The subject Exeter V40™ Hip System components are intended for use in total hip replacement. They are intended for cemented use only. The subject components are intended for use with any Howmedica Osteonics Corp. acetabular component featuring a polyethylene bearing surface.

Indications:

• Noninflammatory joint disease including osteoarthritis and avascular necrosis,
• Rheumatoid arthritis,
• Correction of functional deformity,
• Revision procedures where other treatments or devices have failed,
• Treatment of nonunion, femoral neck and trochanteric fractures of the proximal femur with head involvement that are unmanageable using other techniques.

This Special 510(k) submission is intended to add 36mm Orthinox® V40™ femoral head components in -5mm, +0mm, and +5mm offsets to the Exeter Femoral Bearing Series. The intended use, manufacturing methods, materials, packaging and sterilization of the subject device are identical to those of predicate devices. The Orthinox® V40™ femoral head components are fabricated from Orthinox®, a Stainless Steel Alloy conforming to ASTM F1586 and ISO 5832-9. Like the predicate devices, the subject devices are intended for use with femoral stems and acetabular components in primary or revision total hip arthroplasty.

This document describes a Special 510(k) submission for the addition of 36mm Orthinox® V40™ Femoral Heads to the Exeter Series of femoral head components. The submission asserts that the subject device is substantially equivalent to a predicate device (22mm-32mm V40™ Orthinox® Femoral Head Components cleared under K011623).

Here's an analysis of the provided information concerning acceptance criteria and study data:

1. Table of Acceptance Criteria and Reported Device Performance

The provided document does not contain explicit performance acceptance criteria or reported device performance data in the way one would typically find for a medical device with an AI/algorithm component requiring performance metrics (e.g., sensitivity, specificity, accuracy).

Instead, the submission is focused on demonstrating substantial equivalence to a predicate device for a physical medical implant. The "performance" in this context is related to the material properties, manufacturing methods, and intended use being identical to the predicate device.

The closest we can come to a "table" based on the provided text is to infer the criteria for substantial equivalence:

2. Sample Size Used for the Test Set and Data Provenance

This information is not applicable and not provided in the document. The submission is not for a software-based AI device that would undergo testing with a "test set" of data in the common sense for AI. It's for a physical implant. The evaluation for substantial equivalence relies on comparing the new device features (size, form, function) and material specifications to those of legally marketed predicate devices, not on a dataset of patient outcomes or imagery.

3. Number of Experts Used to Establish the Ground Truth for the Test Set and Qualifications of Those Experts

This information is not applicable and not provided. There is no "ground truth" establishment in the context of an AI algorithm for this type of medical device submission.
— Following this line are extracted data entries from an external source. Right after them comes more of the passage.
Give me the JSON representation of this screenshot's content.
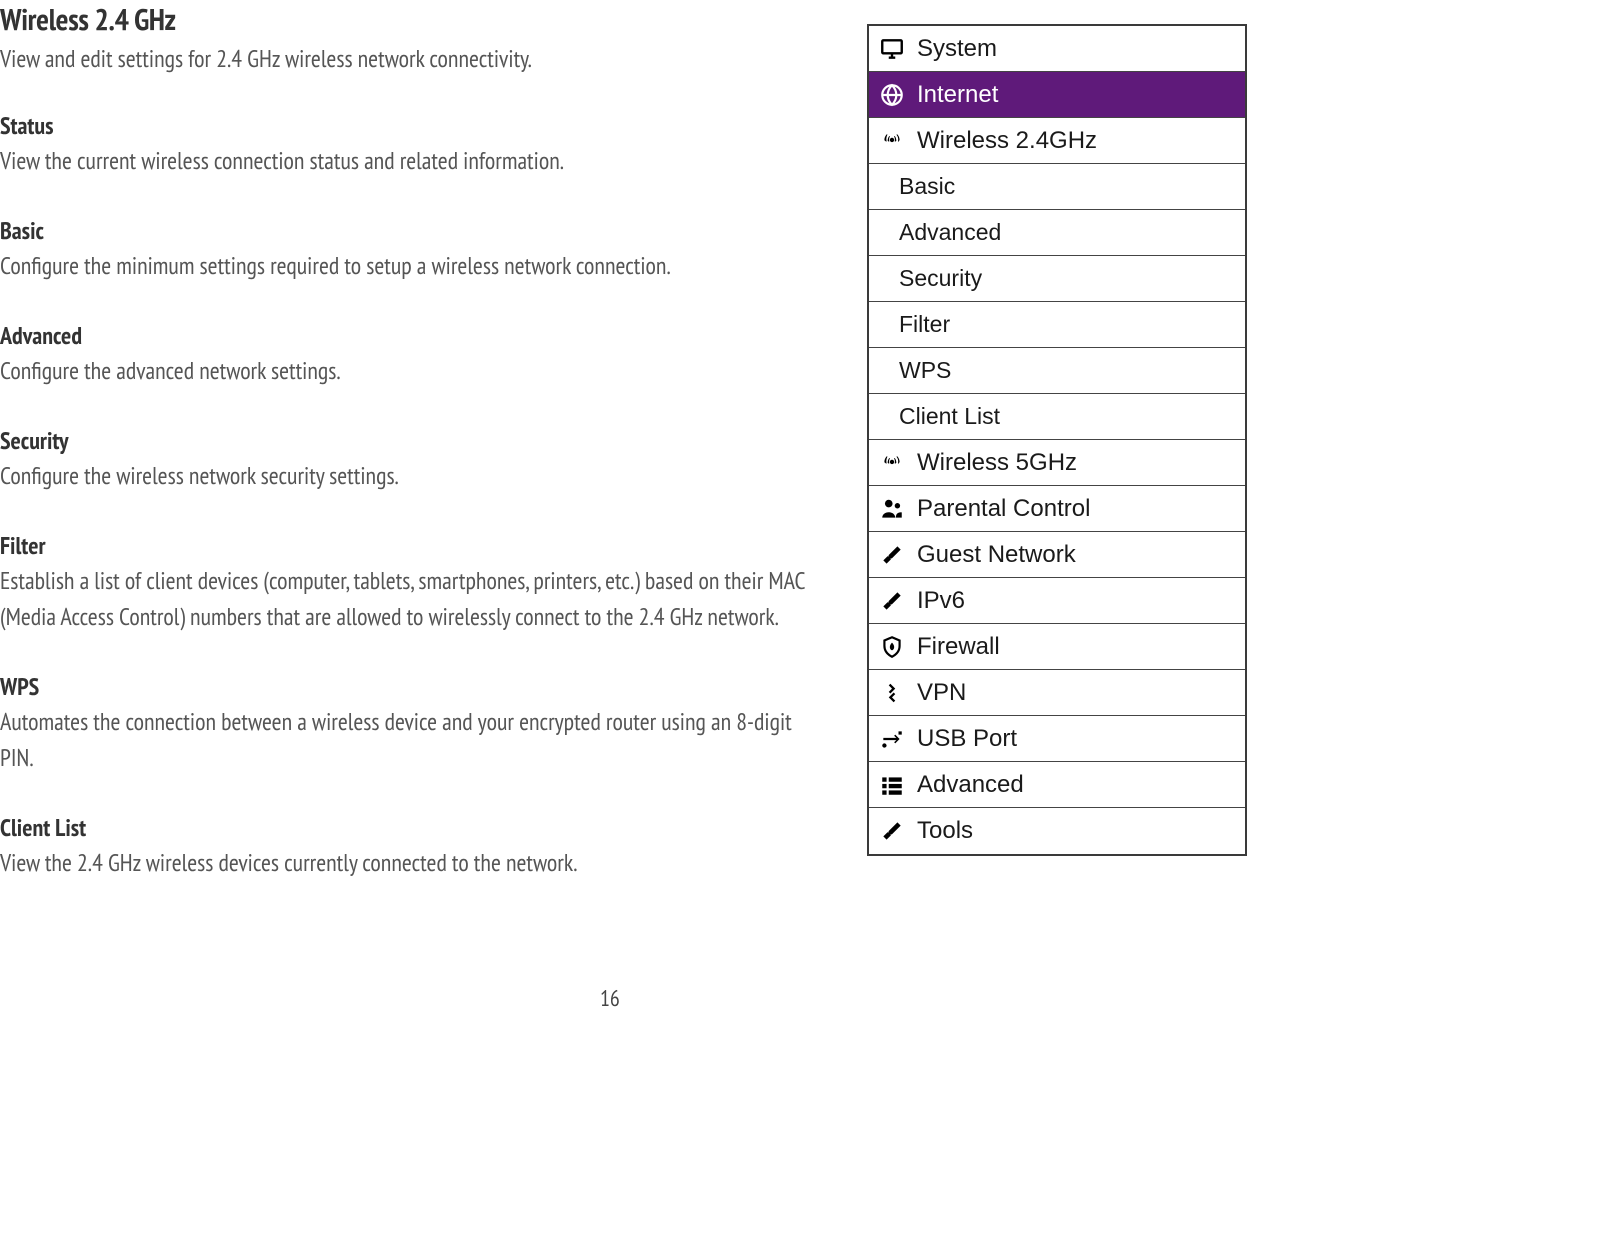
{
  "page": {
    "title": "Wireless 2.4 GHz",
    "subtitle": "View and edit settings for 2.4 GHz wireless network connectivity.",
    "number": "16"
  },
  "sections": [
    {
      "heading": "Status",
      "desc": "View the current wireless connection status and related information."
    },
    {
      "heading": "Basic",
      "desc": "Configure the minimum settings required to setup a wireless network connection."
    },
    {
      "heading": "Advanced",
      "desc": "Configure the advanced network settings."
    },
    {
      "heading": "Security",
      "desc": "Configure the wireless network security settings."
    },
    {
      "heading": "Filter",
      "desc": "Establish a list of client devices (computer, tablets, smartphones, printers, etc.) based on their MAC (Media Access Control) numbers that are allowed to wirelessly connect to the 2.4 GHz network."
    },
    {
      "heading": "WPS",
      "desc": "Automates the connection between a wireless device and your encrypted router using an 8-digit PIN."
    },
    {
      "heading": "Client List",
      "desc": "View the 2.4 GHz wireless devices currently connected to the network."
    }
  ],
  "sidebar": {
    "items": [
      {
        "label": "System",
        "icon": "monitor-icon",
        "selected": false
      },
      {
        "label": "Internet",
        "icon": "globe-icon",
        "selected": true
      },
      {
        "label": "Wireless 2.4GHz",
        "icon": "wifi-icon",
        "selected": false
      },
      {
        "label": "Wireless 5GHz",
        "icon": "wifi-icon",
        "selected": false
      },
      {
        "label": "Parental Control",
        "icon": "people-icon",
        "selected": false
      },
      {
        "label": "Guest Network",
        "icon": "tools-icon",
        "selected": false
      },
      {
        "label": "IPv6",
        "icon": "tools-icon",
        "selected": false
      },
      {
        "label": "Firewall",
        "icon": "firewall-icon",
        "selected": false
      },
      {
        "label": "VPN",
        "icon": "vpn-icon",
        "selected": false
      },
      {
        "label": "USB Port",
        "icon": "usb-icon",
        "selected": false
      },
      {
        "label": "Advanced",
        "icon": "list-icon",
        "selected": false
      },
      {
        "label": "Tools",
        "icon": "tools-icon",
        "selected": false
      }
    ],
    "subitems": [
      {
        "label": "Basic"
      },
      {
        "label": "Advanced"
      },
      {
        "label": "Security"
      },
      {
        "label": "Filter"
      },
      {
        "label": "WPS"
      },
      {
        "label": "Client List"
      }
    ]
  }
}
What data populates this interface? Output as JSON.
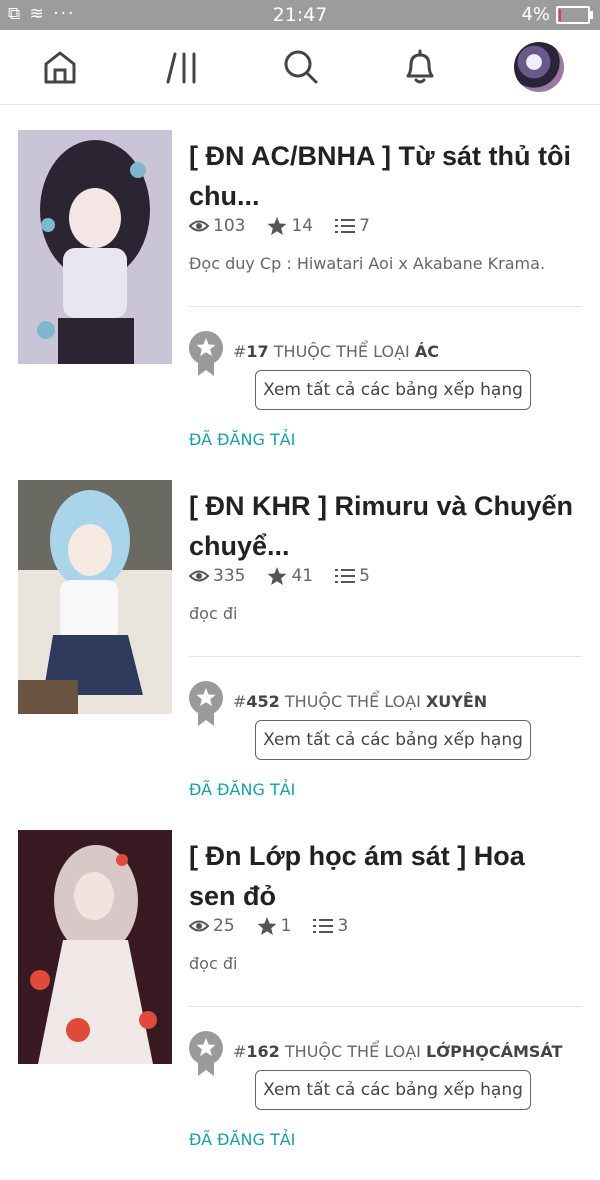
{
  "status_bar": {
    "left_icons": "⧉ ≋ ···",
    "time": "21:47",
    "battery": "4%",
    "battery_level": 0.04
  },
  "nav": {
    "items": [
      {
        "name": "home",
        "icon": "home-icon"
      },
      {
        "name": "library",
        "icon": "library-icon"
      },
      {
        "name": "search",
        "icon": "search-icon"
      },
      {
        "name": "notifications",
        "icon": "bell-icon"
      },
      {
        "name": "profile",
        "icon": "avatar"
      }
    ]
  },
  "stories": [
    {
      "title": "[ ĐN AC/BNHA ] Từ sát thủ tôi chu...",
      "views": "103",
      "votes": "14",
      "parts": "7",
      "description": "Đọc duy Cp : Hiwatari Aoi x Akabane Krama.",
      "rank_prefix": "#",
      "rank": "17",
      "rank_text": " THUỘC THỂ LOẠI ",
      "category": "ÁC",
      "rankings_button": "Xem tất cả các bảng xếp hạng",
      "status": "ĐÃ ĐĂNG TẢI",
      "cover_colors": [
        "#c9c4d6",
        "#2b2533",
        "#7fb7cf"
      ]
    },
    {
      "title": "[ ĐN KHR ] Rimuru và Chuyến chuyể...",
      "views": "335",
      "votes": "41",
      "parts": "5",
      "description": "đọc đi",
      "rank_prefix": "#",
      "rank": "452",
      "rank_text": " THUỘC THỂ LOẠI ",
      "category": "XUYÊN",
      "rankings_button": "Xem tất cả các bảng xếp hạng",
      "status": "ĐÃ ĐĂNG TẢI",
      "cover_colors": [
        "#e9e4dc",
        "#a9d4ea",
        "#2f3b5c"
      ]
    },
    {
      "title": "[ Đn Lớp học ám sát ] Hoa sen đỏ",
      "views": "25",
      "votes": "1",
      "parts": "3",
      "description": "đọc đi",
      "rank_prefix": "#",
      "rank": "162",
      "rank_text": " THUỘC THỂ LOẠI ",
      "category": "LỚPHỌCÁMSÁT",
      "rankings_button": "Xem tất cả các bảng xếp hạng",
      "status": "ĐÃ ĐĂNG TẢI",
      "cover_colors": [
        "#3a1a22",
        "#d8c8c8",
        "#e04a3a"
      ]
    }
  ]
}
The FDA reviews the technical documentation and comparisons to predicate devices.

4. Adjudication Method for the Test Set

This information is not applicable and not provided. There is no "test set" for adjudication as this is not an AI/algorithm-driven device.

5. If a Multi-Reader Multi-Case (MRMC) Comparative Effectiveness Study Was Done, If So, What Was the Effect Size of How Much Human Readers Improve with AI vs Without AI Assistance

This information is not applicable and not provided. This submission is for a physical medical implant (a femoral head component), not for an AI-assisted diagnostic or therapeutic tool. Therefore, an MRMC study comparing human readers with and without AI assistance is irrelevant.

6. If a Standalone (i.e., algorithm only without human-in-the-loop performance) Was Done

This information is not applicable and not provided. This is not an algorithm-only device.

7. The Type of Ground Truth Used (expert consensus, pathology, outcomes data, etc.)

This information is not applicable and not provided. For a physical implant like a femoral head, the "ground truth" for its safety and effectiveness is established through adherence to recognized manufacturing standards, material specifications, biocompatibility testing, mechanical testing (e.g., fatigue strength, wear resistance, dimensional accuracy), and clinical performance of predicate devices that have a similar design and use history. The substantial equivalence argument itself acts as the "proof" based on these established standards and predicate performance.

8. The Sample Size for the Training Set

This information is not applicable and not provided. There is no "training set" as this is not an AI/machine learning device.

9. How the Ground Truth for the Training Set Was Established

This information is not applicable and not provided. There is no "training set" or corresponding ground truth establishment process for this type of medical device submission.